There is definitely a clear spine of techno and house in Ursprung, but it’s one so smothered in blankets of texture and other influences, that approaching it as such is problematic. Much like Acid Pauli, the music of Ursprung — a duo made up of Pantha du Prince’s Hendrik Weber and Stephan Abry of Workshop — feels like the work of people who have spent a lot of time on dancefloors, listened to a lot of danceable music, and thought about how to totally subvert the genre’s tropes.
The answer for Weber and Abry appears mostly to lie in one word: krautrock, which should probably not come as a surprise. Let’s not forget that Kraftwerk were possibly the first band to studiously strip dance music (in their case, disco and boogie) to its spine and reinvent it as a form of futurist minimal funk. The shadow of the four Düsseldorf-ians does hang over Ursprung’s slinky non-grooves, especially the upbeat and catchy “Lizzy,” but with Weber and Abry’s emphasis on guitar, things quickly evolve in different directions. “Ohne Worte,” for example, takes its six-string cues from the drifting, psychedelic flourishes that adorn A.R. & Machines’ legendary Echo album. On other tracks, such as “Mummenschanz” and “Exodus Now,” there are definite echoes of Manuel Göttsching and Michael Rother, especially the latter’s Harmonia project. Like early Harmonia, Ursprung use basic drum machines and clanking, industrial electronics to offset the graceful elegance of the guitar, with the result neither danceable electronica, a la Kraftwerk, nor the psychedelic heaviness that characterized most krautrock bands.

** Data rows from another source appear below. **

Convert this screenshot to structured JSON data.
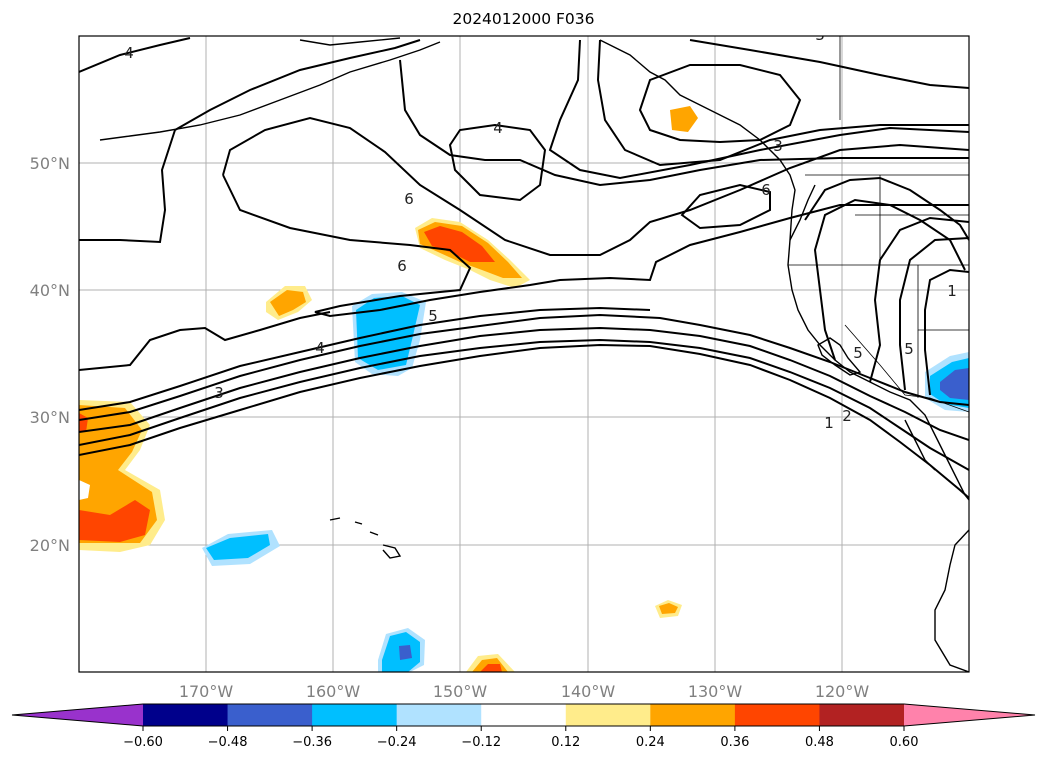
{
  "title": "2024012000 F036",
  "map": {
    "lat_labels": [
      "50°N",
      "40°N",
      "30°N",
      "20°N"
    ],
    "lon_labels": [
      "170°W",
      "160°W",
      "150°W",
      "140°W",
      "130°W",
      "120°W"
    ],
    "contour_labels": [
      "4",
      "4",
      "6",
      "6",
      "3",
      "6",
      "5",
      "4",
      "3",
      "5",
      "5",
      "2",
      "1",
      "3",
      "1"
    ]
  },
  "colorbar": {
    "tick_labels": [
      "−0.60",
      "−0.48",
      "−0.36",
      "−0.24",
      "−0.12",
      "0.12",
      "0.24",
      "0.36",
      "0.48",
      "0.60"
    ],
    "colors": [
      "#9932cc",
      "#00008b",
      "#3a5fcd",
      "#00bfff",
      "#b0e2ff",
      "#ffffff",
      "#ffec8b",
      "#ffa500",
      "#ff4500",
      "#b22222",
      "#ff82ab"
    ]
  }
}
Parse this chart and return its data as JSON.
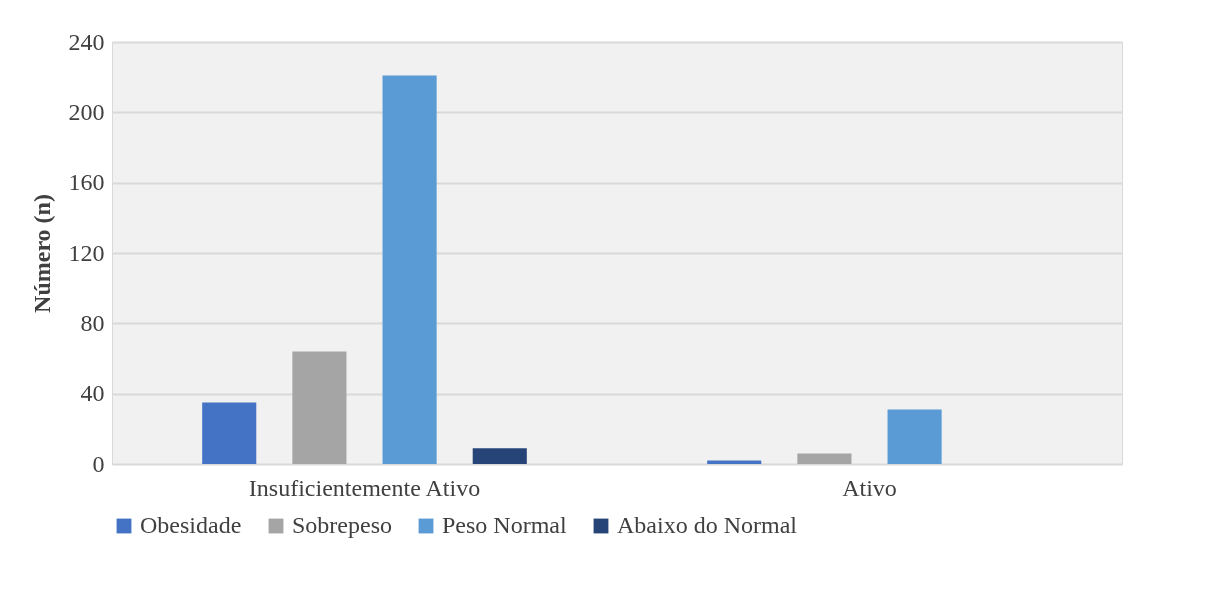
{
  "chart_data": {
    "type": "bar",
    "ylabel": "Número (n)",
    "categories": [
      "Insuficientemente Ativo",
      "Ativo"
    ],
    "series": [
      {
        "name": "Obesidade",
        "color": "#4472c4",
        "values": [
          35,
          2
        ]
      },
      {
        "name": "Sobrepeso",
        "color": "#a5a5a5",
        "values": [
          64,
          6
        ]
      },
      {
        "name": "Peso Normal",
        "color": "#5b9bd5",
        "values": [
          221,
          31
        ]
      },
      {
        "name": "Abaixo do Normal",
        "color": "#264478",
        "values": [
          9,
          0
        ]
      }
    ],
    "ylim": [
      0,
      240
    ],
    "yticks": [
      0,
      40,
      80,
      120,
      160,
      200,
      240
    ],
    "grid": "y",
    "legend": "bottom"
  }
}
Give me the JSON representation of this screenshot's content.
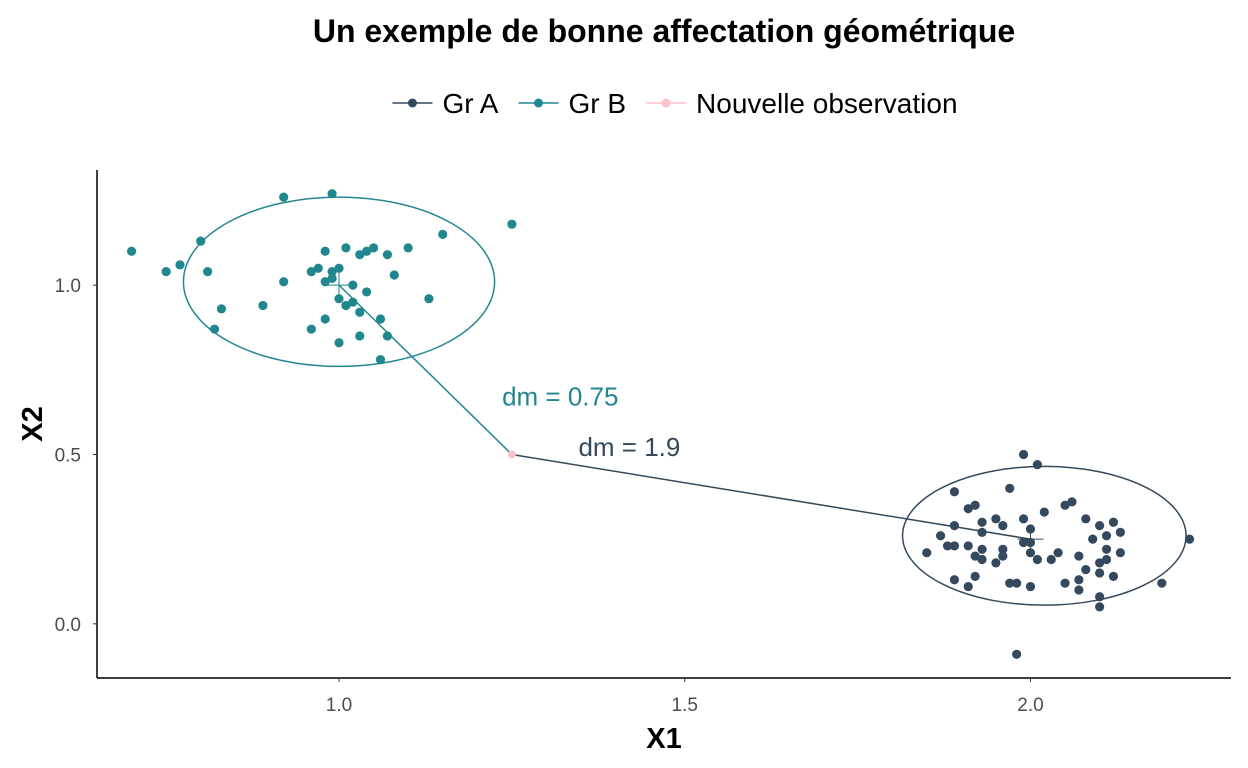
{
  "chart_data": {
    "type": "scatter",
    "title": "Un exemple de bonne affectation géométrique",
    "xlabel": "X1",
    "ylabel": "X2",
    "xlim": [
      0.65,
      2.29
    ],
    "ylim": [
      -0.16,
      1.34
    ],
    "x_ticks": [
      1.0,
      1.5,
      2.0
    ],
    "x_tick_labels": [
      "1.0",
      "1.5",
      "2.0"
    ],
    "y_ticks": [
      0.0,
      0.5,
      1.0
    ],
    "y_tick_labels": [
      "0.0",
      "0.5",
      "1.0"
    ],
    "grid": false,
    "legend_position": "top",
    "legend": [
      {
        "label": "Gr A",
        "color": "#34495e"
      },
      {
        "label": "Gr B",
        "color": "#21878f"
      },
      {
        "label": "Nouvelle observation",
        "color": "#ffc0cb"
      }
    ],
    "series": [
      {
        "name": "Gr A",
        "color": "#34495e",
        "centroid": [
          2.0,
          0.25
        ],
        "ellipse": {
          "cx": 2.02,
          "cy": 0.26,
          "rx": 0.205,
          "ry": 0.205
        },
        "points": [
          [
            1.99,
            0.5
          ],
          [
            2.01,
            0.47
          ],
          [
            1.97,
            0.4
          ],
          [
            1.89,
            0.39
          ],
          [
            2.06,
            0.36
          ],
          [
            2.05,
            0.35
          ],
          [
            1.92,
            0.35
          ],
          [
            1.91,
            0.34
          ],
          [
            2.02,
            0.33
          ],
          [
            1.95,
            0.31
          ],
          [
            1.99,
            0.31
          ],
          [
            2.08,
            0.31
          ],
          [
            2.12,
            0.3
          ],
          [
            1.93,
            0.3
          ],
          [
            1.96,
            0.29
          ],
          [
            2.1,
            0.29
          ],
          [
            1.89,
            0.29
          ],
          [
            2.0,
            0.28
          ],
          [
            1.93,
            0.27
          ],
          [
            2.13,
            0.27
          ],
          [
            1.87,
            0.26
          ],
          [
            2.11,
            0.26
          ],
          [
            2.09,
            0.25
          ],
          [
            2.23,
            0.25
          ],
          [
            2.0,
            0.24
          ],
          [
            1.99,
            0.24
          ],
          [
            1.91,
            0.23
          ],
          [
            1.88,
            0.23
          ],
          [
            2.11,
            0.22
          ],
          [
            1.96,
            0.22
          ],
          [
            1.89,
            0.23
          ],
          [
            1.93,
            0.22
          ],
          [
            2.0,
            0.21
          ],
          [
            1.85,
            0.21
          ],
          [
            2.07,
            0.2
          ],
          [
            2.13,
            0.21
          ],
          [
            2.04,
            0.21
          ],
          [
            1.92,
            0.2
          ],
          [
            1.96,
            0.2
          ],
          [
            2.03,
            0.19
          ],
          [
            2.11,
            0.19
          ],
          [
            2.01,
            0.19
          ],
          [
            2.1,
            0.18
          ],
          [
            1.95,
            0.18
          ],
          [
            1.93,
            0.19
          ],
          [
            2.08,
            0.16
          ],
          [
            2.1,
            0.15
          ],
          [
            1.92,
            0.14
          ],
          [
            2.12,
            0.14
          ],
          [
            1.89,
            0.13
          ],
          [
            2.07,
            0.13
          ],
          [
            2.19,
            0.12
          ],
          [
            1.97,
            0.12
          ],
          [
            2.05,
            0.12
          ],
          [
            1.98,
            0.12
          ],
          [
            2.0,
            0.11
          ],
          [
            1.91,
            0.11
          ],
          [
            2.07,
            0.1
          ],
          [
            2.1,
            0.08
          ],
          [
            2.1,
            0.05
          ],
          [
            1.98,
            -0.09
          ]
        ]
      },
      {
        "name": "Gr B",
        "color": "#21878f",
        "centroid": [
          1.0,
          1.0
        ],
        "ellipse": {
          "cx": 1.0,
          "cy": 1.01,
          "rx": 0.225,
          "ry": 0.25
        },
        "points": [
          [
            0.99,
            1.27
          ],
          [
            0.92,
            1.26
          ],
          [
            1.25,
            1.18
          ],
          [
            1.15,
            1.15
          ],
          [
            0.8,
            1.13
          ],
          [
            1.01,
            1.11
          ],
          [
            1.1,
            1.11
          ],
          [
            1.05,
            1.11
          ],
          [
            1.04,
            1.1
          ],
          [
            0.98,
            1.1
          ],
          [
            0.7,
            1.1
          ],
          [
            1.03,
            1.09
          ],
          [
            1.07,
            1.09
          ],
          [
            0.77,
            1.06
          ],
          [
            0.97,
            1.05
          ],
          [
            1.0,
            1.05
          ],
          [
            0.96,
            1.04
          ],
          [
            0.75,
            1.04
          ],
          [
            0.99,
            1.04
          ],
          [
            0.81,
            1.04
          ],
          [
            1.08,
            1.03
          ],
          [
            0.99,
            1.02
          ],
          [
            0.98,
            1.01
          ],
          [
            0.92,
            1.01
          ],
          [
            1.02,
            1.0
          ],
          [
            1.04,
            0.98
          ],
          [
            1.13,
            0.96
          ],
          [
            1.0,
            0.96
          ],
          [
            1.02,
            0.95
          ],
          [
            0.89,
            0.94
          ],
          [
            1.01,
            0.94
          ],
          [
            0.83,
            0.93
          ],
          [
            1.03,
            0.92
          ],
          [
            0.98,
            0.9
          ],
          [
            1.06,
            0.9
          ],
          [
            0.96,
            0.87
          ],
          [
            0.82,
            0.87
          ],
          [
            1.07,
            0.85
          ],
          [
            1.03,
            0.85
          ],
          [
            1.0,
            0.83
          ],
          [
            1.06,
            0.78
          ]
        ]
      },
      {
        "name": "Nouvelle observation",
        "color": "#ffc0cb",
        "points": [
          [
            1.25,
            0.5
          ]
        ]
      }
    ],
    "distance_lines": [
      {
        "from": [
          1.25,
          0.5
        ],
        "to": [
          1.0,
          1.0
        ],
        "color": "#21878f"
      },
      {
        "from": [
          1.25,
          0.5
        ],
        "to": [
          2.0,
          0.25
        ],
        "color": "#34495e"
      }
    ],
    "annotations": [
      {
        "text": "dm = 0.75",
        "x": 1.32,
        "y": 0.645,
        "color": "#21878f"
      },
      {
        "text": "dm = 1.9",
        "x": 1.42,
        "y": 0.495,
        "color": "#34495e"
      }
    ]
  }
}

Another defining influence was the location of the recording. Weber and Abry took the novel step to collaborate in the bleak, snowy mountains of the Swiss Alps. This dramatic landscape filters into the album via cold synth patterns, minimal percussion, occasional bursts of abstract noise and a general atmosphere of detachment. Even the album’s most upbeat moments, such as the invigorating, sweetly melancholic “Kalte Eiche,” feel somewhat subdued, as if muffled by snow. This austerity is reflected somewhat in the duo’s avowed debt to the ambient tradition of Harold Budd and Brian Eno and, whilst that’s not bad thing at all, it does mean that, at times, Ursprung tends to fold itself into the background. That’s the thing with dance music: it relies on the immediacy of bass, drums and gaudy synth in order to lodge itself in the listener’s mind. If you strip most of that away to focus on texture and ambience, you can come up with some daring, fascinating and beautiful tunes, but you will always run the risk of sounding a little pale.